What is duplicate detection in Mediapapa?

Mediapapa Feature

Duplicate detection in Mediapapa identifies media files that are identical by content — regardless of filename or upload date. It groups duplicates, identifies the reference version (the one with the most active references), and enables safe removal of the copies.

How Mediapapa detects duplicates

Mediapapa compares files by content hash — a fingerprint generated from the file data itself. Two files with different names but identical content will have the same hash and be flagged as duplicates. This is more reliable than filename comparison, which would miss “product-image.jpg” and “product-image-v2.jpg” being the same photo.

When duplicates are found, Mediapapa identifies the reference version — typically the attachment with the most active content references in the usage index. The other copies are marked for review.

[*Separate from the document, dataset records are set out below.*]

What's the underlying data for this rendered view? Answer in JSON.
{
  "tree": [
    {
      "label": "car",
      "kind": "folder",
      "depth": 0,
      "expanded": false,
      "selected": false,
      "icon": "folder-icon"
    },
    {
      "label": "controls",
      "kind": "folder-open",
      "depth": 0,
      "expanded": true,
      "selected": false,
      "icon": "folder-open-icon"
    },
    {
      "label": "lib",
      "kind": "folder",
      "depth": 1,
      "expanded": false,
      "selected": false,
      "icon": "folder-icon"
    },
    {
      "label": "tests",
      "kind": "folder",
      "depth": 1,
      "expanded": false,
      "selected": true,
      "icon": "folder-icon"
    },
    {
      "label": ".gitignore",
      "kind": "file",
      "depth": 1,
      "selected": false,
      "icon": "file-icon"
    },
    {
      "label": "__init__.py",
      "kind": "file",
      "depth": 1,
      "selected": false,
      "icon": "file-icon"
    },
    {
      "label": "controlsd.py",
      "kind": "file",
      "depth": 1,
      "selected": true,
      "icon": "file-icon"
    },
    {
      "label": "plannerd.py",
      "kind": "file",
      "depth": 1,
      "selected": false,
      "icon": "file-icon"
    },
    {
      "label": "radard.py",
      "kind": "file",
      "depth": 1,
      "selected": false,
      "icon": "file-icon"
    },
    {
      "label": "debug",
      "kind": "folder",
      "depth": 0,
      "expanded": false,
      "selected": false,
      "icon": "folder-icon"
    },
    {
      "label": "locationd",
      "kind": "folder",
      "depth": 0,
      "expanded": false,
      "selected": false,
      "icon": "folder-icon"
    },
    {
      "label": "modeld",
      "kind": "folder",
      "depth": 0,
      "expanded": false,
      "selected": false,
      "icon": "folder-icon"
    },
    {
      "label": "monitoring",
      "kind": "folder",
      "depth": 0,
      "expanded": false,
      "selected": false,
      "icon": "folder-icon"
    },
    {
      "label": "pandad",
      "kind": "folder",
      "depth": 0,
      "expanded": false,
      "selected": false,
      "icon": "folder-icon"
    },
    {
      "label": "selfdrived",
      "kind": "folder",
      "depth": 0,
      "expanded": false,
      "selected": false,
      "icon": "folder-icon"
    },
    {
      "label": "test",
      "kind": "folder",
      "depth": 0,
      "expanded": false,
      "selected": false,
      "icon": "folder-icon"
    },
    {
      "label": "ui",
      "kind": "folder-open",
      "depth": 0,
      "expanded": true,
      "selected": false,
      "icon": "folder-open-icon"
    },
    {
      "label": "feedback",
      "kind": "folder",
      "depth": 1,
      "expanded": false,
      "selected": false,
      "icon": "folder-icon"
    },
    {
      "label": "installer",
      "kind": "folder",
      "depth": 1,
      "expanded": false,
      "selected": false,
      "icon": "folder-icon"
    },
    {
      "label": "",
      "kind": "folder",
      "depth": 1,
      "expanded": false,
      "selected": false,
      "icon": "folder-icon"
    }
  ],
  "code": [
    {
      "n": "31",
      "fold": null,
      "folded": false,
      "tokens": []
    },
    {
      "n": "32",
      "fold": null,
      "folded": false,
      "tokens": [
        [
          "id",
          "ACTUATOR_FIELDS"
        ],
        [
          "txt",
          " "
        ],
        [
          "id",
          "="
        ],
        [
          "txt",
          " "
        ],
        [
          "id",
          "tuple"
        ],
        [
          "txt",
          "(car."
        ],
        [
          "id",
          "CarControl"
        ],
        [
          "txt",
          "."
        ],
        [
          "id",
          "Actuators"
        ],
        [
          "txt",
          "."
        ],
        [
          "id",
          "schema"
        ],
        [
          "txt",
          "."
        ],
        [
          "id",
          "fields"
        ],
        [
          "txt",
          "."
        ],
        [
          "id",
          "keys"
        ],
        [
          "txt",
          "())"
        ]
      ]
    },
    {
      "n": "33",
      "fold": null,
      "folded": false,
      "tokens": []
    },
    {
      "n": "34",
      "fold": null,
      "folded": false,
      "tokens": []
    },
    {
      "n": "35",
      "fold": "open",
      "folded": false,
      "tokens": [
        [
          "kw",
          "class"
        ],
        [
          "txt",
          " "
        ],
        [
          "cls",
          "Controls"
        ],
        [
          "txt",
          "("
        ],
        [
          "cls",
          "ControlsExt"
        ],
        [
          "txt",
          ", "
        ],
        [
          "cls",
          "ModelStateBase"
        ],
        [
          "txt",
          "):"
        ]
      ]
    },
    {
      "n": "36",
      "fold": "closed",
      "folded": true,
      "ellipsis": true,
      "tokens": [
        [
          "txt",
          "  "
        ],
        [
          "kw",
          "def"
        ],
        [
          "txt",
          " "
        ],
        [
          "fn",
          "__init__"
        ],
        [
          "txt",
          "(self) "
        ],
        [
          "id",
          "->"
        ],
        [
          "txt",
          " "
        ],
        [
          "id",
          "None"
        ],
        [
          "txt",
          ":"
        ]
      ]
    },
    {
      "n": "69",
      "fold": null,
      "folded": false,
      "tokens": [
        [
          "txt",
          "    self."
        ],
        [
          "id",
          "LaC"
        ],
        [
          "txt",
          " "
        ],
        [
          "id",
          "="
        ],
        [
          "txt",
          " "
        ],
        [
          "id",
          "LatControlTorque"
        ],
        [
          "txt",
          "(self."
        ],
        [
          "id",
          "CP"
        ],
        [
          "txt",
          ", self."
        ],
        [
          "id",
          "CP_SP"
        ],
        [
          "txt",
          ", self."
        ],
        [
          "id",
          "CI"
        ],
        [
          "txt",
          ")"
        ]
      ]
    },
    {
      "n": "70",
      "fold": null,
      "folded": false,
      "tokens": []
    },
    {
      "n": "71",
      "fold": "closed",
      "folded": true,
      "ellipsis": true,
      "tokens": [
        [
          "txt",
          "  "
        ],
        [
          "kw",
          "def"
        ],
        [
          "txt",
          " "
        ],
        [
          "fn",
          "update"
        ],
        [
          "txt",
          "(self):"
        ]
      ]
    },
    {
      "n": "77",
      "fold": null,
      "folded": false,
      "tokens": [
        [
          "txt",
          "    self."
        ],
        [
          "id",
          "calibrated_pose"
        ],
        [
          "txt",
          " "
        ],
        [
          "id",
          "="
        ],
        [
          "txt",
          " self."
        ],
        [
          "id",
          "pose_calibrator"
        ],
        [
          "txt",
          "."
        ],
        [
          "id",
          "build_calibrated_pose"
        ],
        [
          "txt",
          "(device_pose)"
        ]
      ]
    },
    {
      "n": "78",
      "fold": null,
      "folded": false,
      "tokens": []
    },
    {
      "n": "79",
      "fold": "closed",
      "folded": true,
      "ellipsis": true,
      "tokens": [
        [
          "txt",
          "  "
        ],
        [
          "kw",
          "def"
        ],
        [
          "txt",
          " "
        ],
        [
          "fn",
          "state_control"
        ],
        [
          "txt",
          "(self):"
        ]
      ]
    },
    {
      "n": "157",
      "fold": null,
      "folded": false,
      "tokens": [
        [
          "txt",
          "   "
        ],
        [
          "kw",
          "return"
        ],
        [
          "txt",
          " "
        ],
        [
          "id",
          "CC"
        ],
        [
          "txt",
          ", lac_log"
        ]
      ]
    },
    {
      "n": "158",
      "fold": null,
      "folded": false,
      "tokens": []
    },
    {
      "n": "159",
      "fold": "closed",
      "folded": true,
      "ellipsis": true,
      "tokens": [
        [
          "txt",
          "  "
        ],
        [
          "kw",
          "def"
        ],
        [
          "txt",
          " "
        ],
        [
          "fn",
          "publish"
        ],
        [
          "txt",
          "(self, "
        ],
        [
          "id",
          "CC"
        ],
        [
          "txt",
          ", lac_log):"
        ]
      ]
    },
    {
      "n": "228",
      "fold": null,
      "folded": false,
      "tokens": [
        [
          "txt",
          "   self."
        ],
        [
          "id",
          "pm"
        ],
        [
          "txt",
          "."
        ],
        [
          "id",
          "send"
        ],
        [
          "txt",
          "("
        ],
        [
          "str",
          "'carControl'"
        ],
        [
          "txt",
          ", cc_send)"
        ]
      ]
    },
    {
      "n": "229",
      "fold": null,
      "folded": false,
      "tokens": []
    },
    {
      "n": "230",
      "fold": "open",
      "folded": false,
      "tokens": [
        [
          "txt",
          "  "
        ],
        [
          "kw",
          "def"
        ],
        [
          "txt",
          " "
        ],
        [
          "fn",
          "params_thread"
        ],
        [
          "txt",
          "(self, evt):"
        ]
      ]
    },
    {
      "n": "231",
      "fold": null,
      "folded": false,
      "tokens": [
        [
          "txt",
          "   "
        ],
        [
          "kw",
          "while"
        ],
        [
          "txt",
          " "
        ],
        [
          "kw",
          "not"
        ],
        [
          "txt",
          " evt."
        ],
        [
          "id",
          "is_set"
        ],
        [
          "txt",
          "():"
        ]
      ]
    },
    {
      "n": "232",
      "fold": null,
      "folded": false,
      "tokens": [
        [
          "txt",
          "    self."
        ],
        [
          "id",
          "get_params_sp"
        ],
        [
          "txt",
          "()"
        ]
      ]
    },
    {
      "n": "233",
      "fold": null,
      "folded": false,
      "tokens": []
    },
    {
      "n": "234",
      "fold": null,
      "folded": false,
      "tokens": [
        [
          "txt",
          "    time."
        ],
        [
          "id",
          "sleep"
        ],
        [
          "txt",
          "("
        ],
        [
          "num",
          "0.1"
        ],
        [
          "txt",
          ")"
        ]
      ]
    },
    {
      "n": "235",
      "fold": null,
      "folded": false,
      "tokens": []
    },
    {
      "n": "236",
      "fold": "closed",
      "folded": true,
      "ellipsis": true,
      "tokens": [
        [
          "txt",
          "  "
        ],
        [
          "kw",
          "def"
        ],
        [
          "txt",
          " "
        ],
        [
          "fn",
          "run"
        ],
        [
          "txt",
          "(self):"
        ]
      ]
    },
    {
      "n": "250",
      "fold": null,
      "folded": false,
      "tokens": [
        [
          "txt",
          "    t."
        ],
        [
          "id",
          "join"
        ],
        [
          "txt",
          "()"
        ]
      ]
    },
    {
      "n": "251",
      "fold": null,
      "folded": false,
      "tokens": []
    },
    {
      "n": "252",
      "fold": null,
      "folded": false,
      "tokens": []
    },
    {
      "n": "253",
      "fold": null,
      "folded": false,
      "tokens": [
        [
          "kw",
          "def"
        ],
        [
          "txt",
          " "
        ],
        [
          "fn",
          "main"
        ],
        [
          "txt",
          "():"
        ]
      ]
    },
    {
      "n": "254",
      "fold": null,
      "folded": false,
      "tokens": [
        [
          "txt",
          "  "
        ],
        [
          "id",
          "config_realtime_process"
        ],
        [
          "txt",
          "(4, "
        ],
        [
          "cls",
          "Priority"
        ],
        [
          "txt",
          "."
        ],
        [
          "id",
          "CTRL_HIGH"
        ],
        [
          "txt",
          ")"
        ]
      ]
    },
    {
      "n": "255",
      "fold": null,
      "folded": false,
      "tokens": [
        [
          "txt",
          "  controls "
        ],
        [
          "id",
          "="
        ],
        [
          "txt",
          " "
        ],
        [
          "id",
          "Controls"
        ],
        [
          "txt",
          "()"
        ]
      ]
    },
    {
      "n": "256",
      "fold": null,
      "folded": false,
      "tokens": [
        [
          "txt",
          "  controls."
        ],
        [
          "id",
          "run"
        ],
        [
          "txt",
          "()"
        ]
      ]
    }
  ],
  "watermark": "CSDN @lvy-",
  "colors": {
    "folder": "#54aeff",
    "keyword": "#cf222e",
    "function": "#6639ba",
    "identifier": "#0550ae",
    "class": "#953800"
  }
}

How to safely remove duplicates

Removing a duplicate without updating references is dangerous. If posts reference the duplicate’s attachment ID, deleting it breaks those posts. Safe Replace handles this correctly: it updates every reference to the duplicate to point to the reference version, then removes the duplicate.

The duplicate blocker on upload prevents new duplicates from accumulating. When you upload a file that matches an existing one by content hash, Mediapapa warns you before the upload completes.

Frequently asked questions

Does duplicate detection find near-duplicates?

No. Mediapapa identifies exact duplicates by content hash. Near-duplicates — the same image at different sizes, or slightly edited versions — are not flagged. Near-duplicate detection requires more complex image analysis that is not part of the current scope.

Is duplicate detection available in the free version?

Detection — identifying duplicates and showing the reference version — is free. Bulk removal and Safe Replace for consolidating references require Pro.